アミラーゼによる原木シイタケの発生を高める技術開発の可能性

(岐阜県森林研究所) 上辻 久敏

森林のたより 2025年2月号掲載



はじめに

県内の食用キノコ生産者は栽培資材や原木、燃料の高騰、産地間の競争激化により厳しい経営状況にあります。そのため、菌床栽培で「アミラーゼ(酵素)」を用いた増収技術を開発してきました。マイタケではアミラーゼを添加する以外は生産工程を変更することなく従来の生産施設で増収効果を実証することができました(図1)。
  今回菌床だけでなく原木シイタケ生産でもキノコの発生量を増加することができるのかアミラーゼ増収試験を行いました。その結果、原木シイタケでもアミラーゼで増収することが分かりましたので紹介します。

    
図1 アミラーゼで増収したマイタケの様子(※無添加と比較して3割増加)
図1 アミラーゼで増収したマイタケの様子
(※無添加と比較して3割増加)

アミラーゼの働き

アミラーゼは、消化酵素の一種でハサミのような働きをします。

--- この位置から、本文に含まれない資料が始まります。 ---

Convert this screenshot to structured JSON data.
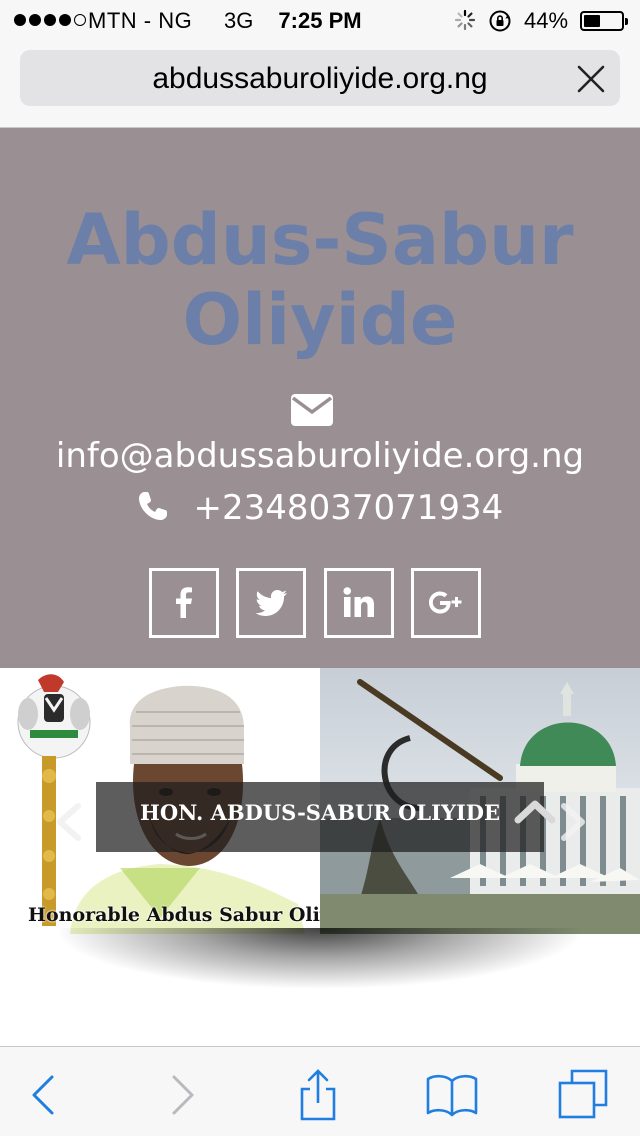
{
  "status_bar": {
    "carrier": "MTN - NG",
    "network": "3G",
    "time": "7:25 PM",
    "battery": "44%",
    "battery_level": 0.44
  },
  "browser": {
    "url": "abdussaburoliyide.org.ng",
    "load_progress": 0.26,
    "close_icon": "close-icon",
    "toolbar": [
      "back-icon",
      "forward-icon",
      "share-icon",
      "bookmarks-icon",
      "tabs-icon"
    ]
  },
  "hero": {
    "title_line1": "Abdus-Sabur",
    "title_line2": "Oliyide",
    "email": "info@abdussaburoliyide.org.ng",
    "phone": "+2348037071934",
    "social": [
      "facebook-icon",
      "twitter-icon",
      "linkedin-icon",
      "google-plus-icon"
    ]
  },
  "carousel": {
    "caption": "HON. ABDUS-SABUR OLIYIDE",
    "photo_label": "Honorable Abdus Sabur Oliyide"
  },
  "colors": {
    "hero_bg": "#9a8f93",
    "title": "#6b7fa8",
    "ios_blue": "#1f7ee0",
    "white": "#ffffff"
  }
}
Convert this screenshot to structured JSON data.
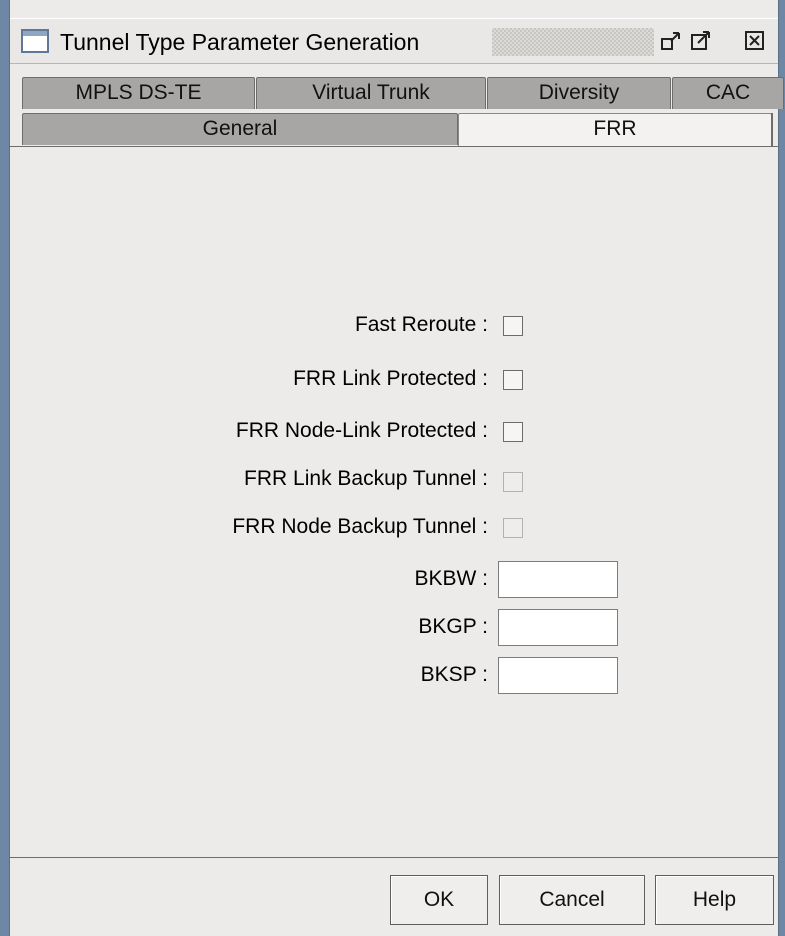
{
  "window": {
    "title": "Tunnel Type Parameter Generation",
    "buttons": [
      "minimize-restore-icon",
      "maximize-icon",
      "close-icon"
    ]
  },
  "tabs": {
    "row1": [
      "MPLS DS-TE",
      "Virtual Trunk",
      "Diversity",
      "CAC"
    ],
    "row2": [
      "General",
      "FRR"
    ],
    "active": "FRR"
  },
  "form": {
    "fast_reroute": {
      "label": "Fast Reroute :",
      "checked": false,
      "enabled": true
    },
    "frr_link_protected": {
      "label": "FRR Link Protected :",
      "checked": false,
      "enabled": true
    },
    "frr_node_link_protected": {
      "label": "FRR Node-Link Protected :",
      "checked": false,
      "enabled": true
    },
    "frr_link_backup_tunnel": {
      "label": "FRR Link Backup Tunnel :",
      "checked": false,
      "enabled": false
    },
    "frr_node_backup_tunnel": {
      "label": "FRR Node Backup Tunnel :",
      "checked": false,
      "enabled": false
    },
    "bkbw": {
      "label": "BKBW :",
      "value": ""
    },
    "bkgp": {
      "label": "BKGP :",
      "value": ""
    },
    "bksp": {
      "label": "BKSP :",
      "value": ""
    }
  },
  "footer": {
    "ok": "OK",
    "cancel": "Cancel",
    "help": "Help"
  },
  "colors": {
    "background": "#6d87a4",
    "panel": "#ecebea",
    "tab_inactive": "#a7a6a4",
    "tab_active": "#f3f2f1"
  }
}
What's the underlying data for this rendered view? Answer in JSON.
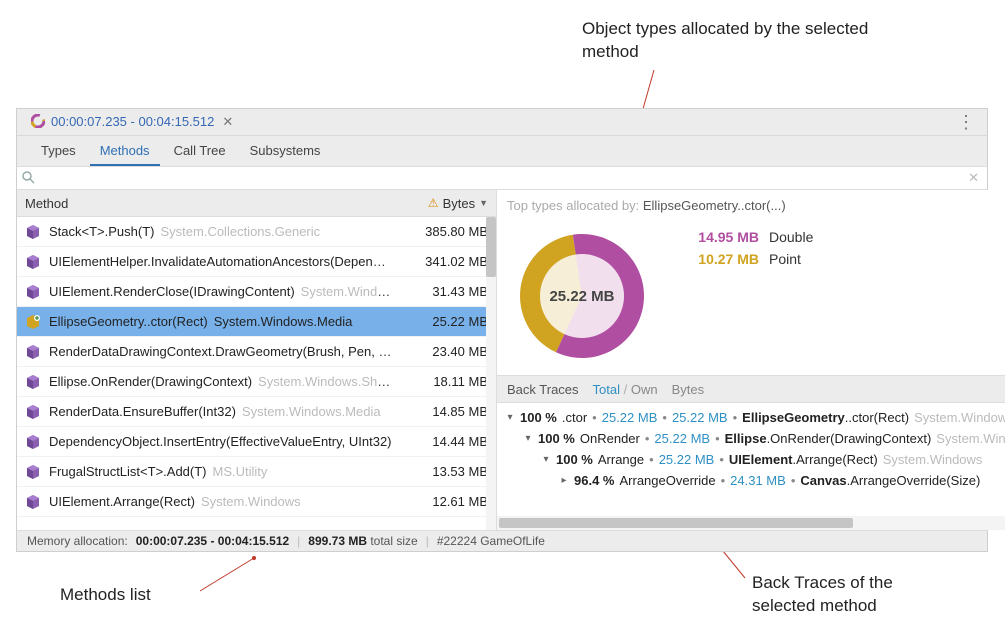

エネルギー源となるご飯やパンなどに含まれるデンプンを切断することで、消化を助ける作用があり、人の唾液にも含まれています。食品産業では、生産性向上、発酵促進等の目的に食品添加物として様々な加工に利用されています。キノコの菌床に添加した場合は菌床の多糖を菌が吸収しやすい状態に変化させていると考えています。

アミラーゼの使用について

キノコの増収には培地組成や培養条件の改良、品種の変更などが行われていますが、生産者には生産条件を大幅に変更することはリスクを伴います。反面、アミラーゼの利用は、栽培用の培地(菌床)を製造する過程で培地資材に水を加えて攪拌する際に合わせて添加する簡易なもので、生産条件の大幅な変更を伴いません。しかし、原木では菌床製造工程がないので、効果を確認する第1段階として培養したシイタケ原木にアミラーゼの添加を試みました。

施設での試験方法

原木シイタケ栽培では、菌床製造の際、ミキサーによる攪拌工程がない代わりに、培養したシイタケ原木を発生させる前に浸水する工程があります。約180本分の培養原木を1日浸水し、原木あたりのアミラーゼ添加量を統一するため、浸水から引き上げた直後の原木にアミラーゼの添加を行いました(図2)。アミラーゼの原液を250倍に希釈して接種穴あたり注射器で0.5 mlを添加し、約4日間シートで覆った保温(乾燥防止)環境で培養後、発生用ハウス内に原木を展開しました。添加したアミラーゼは、添加後常温でゆっくり働きます。処理効果はアミラーゼ添加の有無による原木から発生するシイタケの発生量と大きさの分布について比較しました。

      
図2 原木シイタケ生産施設での試験
図2 原木シイタケ生産施設での試験

試験結果

今回の試験により、アミラーゼを添加することで原木シイタケの発生量を36%増加することが分かりました。シイタケの傘の大きさ比較では、商品価値の高い6, 7 cmのサイズのシイタケが増加していました(図3)。今回の試験では、原木シイタケ生産におけるアミラーゼの効果の有無を確認するため、1本あたり約50個ある接種穴にアミラーゼを添加しました。今後は、大量の原木にアミラーゼを効率よく添加する条件を明らかにし、技術の実用化を目指していきます。